The Only Two Pieces of Fan Fiction I Have Ever Enjoyed

The best incarnation of Sherlock and Watson

Fan fiction has never been, so to speak, my jam. I don’t read it, and I don’t write it, though with all of that said I do like a good short story. This post is about two pieces of fan fiction I have read, and they are two of the best short stories I have ever come across, period. They are “The Doctor’s Case” by Stephen King, and “Lacero” by Andy Weir. And since you probably know both of those authors, it’s fair to say these aren’t normal pieces of fan fiction, and I’ll give you that. So if you’re a huge fan fiction fan you might be grumbling, but if you’re like me and fan fiction also isn’t your jam, maybe these are two stories worth checking out.

CA: Premiere Of Paramounts' Remake Of "The Manchurian Candidate" - Arrivals
Seriously, he has range — try King out!

“The Doctor’s Case” was published in 1987. You can find it in King’s short story collection Nightmares & Dreamscapes. “Case” was written while King was binging Sir Arthur Conan Doyle. It’s Sherlock Holmes fan fiction, or perhaps, technically, pastiche, in the vein of The Seven-Per-Cent Solution. Regardless of how you classify, however, the story is about a crime which Dr. Watson solves instead of Holmes. Also, it’s a classic locked room murder story. Though I first read “Case” ten years ago I still come back to it from time to time, and King’s ability to imitate Doyle’s style, as well as create a good mystery, is superb.
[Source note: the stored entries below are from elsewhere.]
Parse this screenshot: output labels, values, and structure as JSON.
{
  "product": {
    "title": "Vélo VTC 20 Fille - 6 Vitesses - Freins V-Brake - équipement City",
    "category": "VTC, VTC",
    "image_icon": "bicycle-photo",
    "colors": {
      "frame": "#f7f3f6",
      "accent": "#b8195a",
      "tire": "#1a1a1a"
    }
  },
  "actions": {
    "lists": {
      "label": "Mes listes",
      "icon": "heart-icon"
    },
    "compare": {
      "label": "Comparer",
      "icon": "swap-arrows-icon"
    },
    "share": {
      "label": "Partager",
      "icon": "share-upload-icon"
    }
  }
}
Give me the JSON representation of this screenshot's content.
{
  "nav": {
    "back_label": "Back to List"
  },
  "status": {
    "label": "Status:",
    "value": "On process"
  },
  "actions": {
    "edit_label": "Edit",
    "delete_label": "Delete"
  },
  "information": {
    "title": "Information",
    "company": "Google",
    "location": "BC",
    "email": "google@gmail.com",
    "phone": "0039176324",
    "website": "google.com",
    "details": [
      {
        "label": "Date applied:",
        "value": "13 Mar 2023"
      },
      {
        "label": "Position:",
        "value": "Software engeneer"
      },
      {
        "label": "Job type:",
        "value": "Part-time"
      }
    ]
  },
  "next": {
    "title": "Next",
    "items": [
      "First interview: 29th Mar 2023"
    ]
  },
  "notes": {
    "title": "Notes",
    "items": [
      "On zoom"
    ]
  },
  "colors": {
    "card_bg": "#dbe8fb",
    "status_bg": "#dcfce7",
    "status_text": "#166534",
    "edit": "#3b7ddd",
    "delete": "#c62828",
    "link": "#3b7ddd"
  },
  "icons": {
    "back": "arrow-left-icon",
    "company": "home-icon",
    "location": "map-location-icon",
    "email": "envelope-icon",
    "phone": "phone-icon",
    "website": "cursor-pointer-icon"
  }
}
One of the many, many movie posters

I truly think that King is the best living short story author right now. Not the best short story writer ever, mind you, but there’s a reason King has won the O. Henry Award, plus pretty much every other short story award there is. King’s short fiction is now regularly published in The New Yorker, Esquire, Tin House, The Atlantic—all of the high-brow literary publications. But his work, including “Case,” is not hard to understand. Two good illustrations of King’s ability, for the uninitiated and for those scared of horror, are the short stories the films Stand By Me and The Shawshank Redemption are based on. So if you didn’t know, King can be pretty varied.

The second piece of fan fiction I’ve really enjoyed is fan fiction in the truest sense. “Lacero” by Andy Weir is a companion piece to Ready Player One. You might recognize Weir for writing The Martian, as well as the newly-released Artemis. And apparently he enjoyed Ready Player One so much that he created a supplemental story to the novel, available on his website. And Ernest Cline, author of Player, enjoyed Weir’s work so much that “Lacero” was included in Player’s 2016 edition. “Lacero” adds an incredible angle to the main novel, without taking anything away from the central Cline narrative. Probably, this is fan fiction at its best.

If you didn’t know, this is Andy Weir

I actually don’t want to get into what “Lacero” is about, except to say you do need to have read Player to understand it. Or, I guess, you could watch the movie. Also, though Weir wrote the story a few years ago, “Lacero” is not about the connections that form as a result of social media, but rather about the problems that online interactions can cause. With Facebook being in the news quite a bit recently for the very same thing, Weir’s work is extremely timely. Since I really enjoyed it, and “The Doctor’s Case,” too, I guess I’ll have to check out some more fan fiction in the future as a result. Tell me if you have any suggestions!

–Jeff and Leah

“Elementary, my dear Watson” (about 99% sure this line never appears in any Doyle work)

2 thoughts on “The Only Two Pieces of Fan Fiction I Have Ever Enjoyed

  1. Jacob Ketcham

    Woah, woah, woah! You show me Ultraman blasting out a Specium Ray, but then there’s nothing about it. What gives, Jeff? Does this mean that I actually need to READ something?